Unions reach major bankruptcy deals with city of Detroit

Published On: Apr 25 2014 08:50:10 PM EDT   Updated On: Apr 28 2014 09:25:51 AM EDT

It was a night of dealmaking in Detroit Friday as negotiators for Emergency Manager Kevyn Orr and three of Detroit's major unions, including AFSCME, have come to terms.


It was a night of deal making in Detroit Friday as negotiators for Emergency Manager Kevyn Orr and three of Detroit's major unions, including AFSCME, have come to terms.

The documents are now being filed in Federal Bankruptcy Court. The deals are coming on the heels of the retiree committee reaching an agreement.

Read: Mediators AFSCME Statement

The deals made late Friday night mean Detroit has offers on the table with AFSCME, the Detroit Firefighters Association and the Detroit Police Lieutenants and Sergeants Association:

Sources said the deals are not easy and while pension cuts will be minimal or non-existent, there are substantial cuts to cost of living adjustments or what's called a COLA on pensions and retiree health care.

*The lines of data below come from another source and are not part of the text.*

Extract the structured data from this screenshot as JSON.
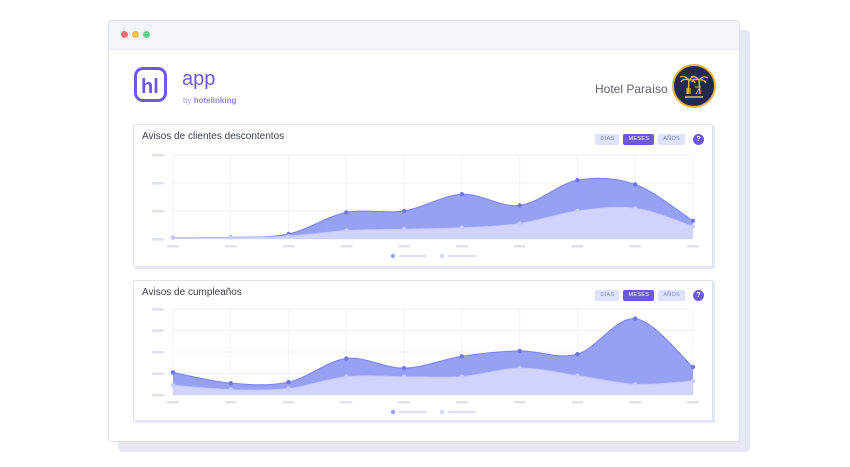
{
  "app": {
    "logo_letters": "hl",
    "name": "app",
    "by_prefix": "by",
    "by_brand": "hotelinking"
  },
  "header": {
    "hotel_name": "Hotel Paraíso"
  },
  "colors": {
    "accent": "#6b5ae0",
    "series_dark": "#8c96f2",
    "series_light": "#d3d7fb"
  },
  "panels": [
    {
      "title": "Avisos de clientes descontentos",
      "buttons": [
        "DÍAS",
        "MESES",
        "AÑOS"
      ],
      "active_button": "MESES",
      "help": "?"
    },
    {
      "title": "Avisos de cumpleaños",
      "buttons": [
        "DÍAS",
        "MESES",
        "AÑOS"
      ],
      "active_button": "MESES",
      "help": "?"
    }
  ],
  "chart_data": [
    {
      "type": "area",
      "ylim": [
        0,
        3
      ],
      "x_count": 10,
      "series": [
        {
          "values": [
            0.05,
            0.06,
            0.18,
            0.95,
            1.0,
            1.6,
            1.2,
            2.1,
            1.95,
            0.65
          ]
        },
        {
          "values": [
            0.05,
            0.05,
            0.1,
            0.3,
            0.35,
            0.4,
            0.55,
            1.0,
            1.1,
            0.45
          ]
        }
      ]
    },
    {
      "type": "area",
      "ylim": [
        0,
        4
      ],
      "x_count": 10,
      "series": [
        {
          "values": [
            1.05,
            0.55,
            0.6,
            1.7,
            1.25,
            1.8,
            2.05,
            1.9,
            3.55,
            1.3
          ]
        },
        {
          "values": [
            0.45,
            0.25,
            0.3,
            0.85,
            0.85,
            0.85,
            1.25,
            0.9,
            0.5,
            0.65
          ]
        }
      ]
    }
  ]
}
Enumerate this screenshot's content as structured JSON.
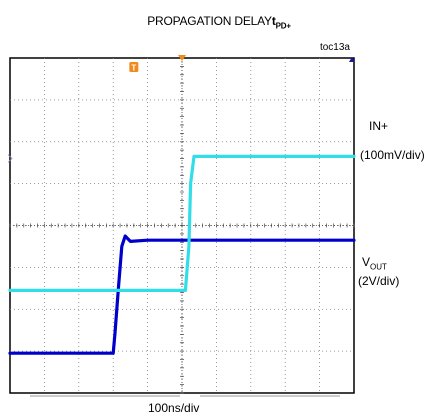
{
  "title": {
    "main": "PROPAGATION DELAY",
    "symbol": "t",
    "subscript": "PD+"
  },
  "figure_id": "toc13a",
  "labels": {
    "in_plus": {
      "name": "IN+",
      "scale": "(100mV/div)"
    },
    "vout": {
      "name": "V",
      "subscript": "OUT",
      "scale": "(2V/div)"
    },
    "time_base": "100ns/div"
  },
  "colors": {
    "background": "#ffffff",
    "grid": "#808080",
    "in_plus_trace": "#0000cc",
    "vout_trace": "#33dde8",
    "trigger_marker": "#f08a1c",
    "ground_marker": "#1a1a9a"
  },
  "chart_data": {
    "type": "line",
    "x_divisions": 10,
    "y_divisions": 8,
    "x": [
      0,
      1.5,
      3.0,
      3.05,
      3.15,
      3.25,
      3.35,
      3.5,
      4.0,
      5.0,
      10.0
    ],
    "series": [
      {
        "name": "IN+",
        "screen": "upper",
        "values": [
          0.95,
          0.95,
          0.95,
          1.4,
          2.5,
          3.5,
          3.75,
          3.62,
          3.65,
          3.65,
          3.65
        ]
      },
      {
        "name": "VOUT",
        "x": [
          0,
          2.5,
          5.1,
          5.2,
          5.25,
          5.35,
          6.0,
          10.0
        ],
        "screen": "lower",
        "values": [
          2.45,
          2.45,
          2.45,
          3.5,
          5.0,
          5.65,
          5.65,
          5.65
        ]
      }
    ],
    "trigger_marker": "T",
    "grid": true
  }
}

As far as pay goes, it will be gradually restored to 2010 levels over the next five years.

These are tough, hard fought deals which include the unions and retirees accepting the terms of the so-called grand bargain that would backfill pensions and save the Detroit Institute of Arts, and includes $350 million from the state.

It also means the unions will drop lawsuits challenging the grand bargain. The retiree committee negotiating a better deal on pensions and health care.

All of this means the city's workers -- for the most part -- have come to deal and now all eyes turn to Lansing, where legislative sources have made it very clear to Local 4 that while the governor wants to send $350 million to Detroit, the legislature isn't excited about voting to make it happen.

DIA board member Tom Guastello, a former state senator himself, said now is the time for statesmanship.

"If this isn't done the ultimate view is terrible and continued bad press for Michigan," said Guastello. "It would be a failure of leadership for the state not to have this happen."

All deals with the unions would require ratification by the membership.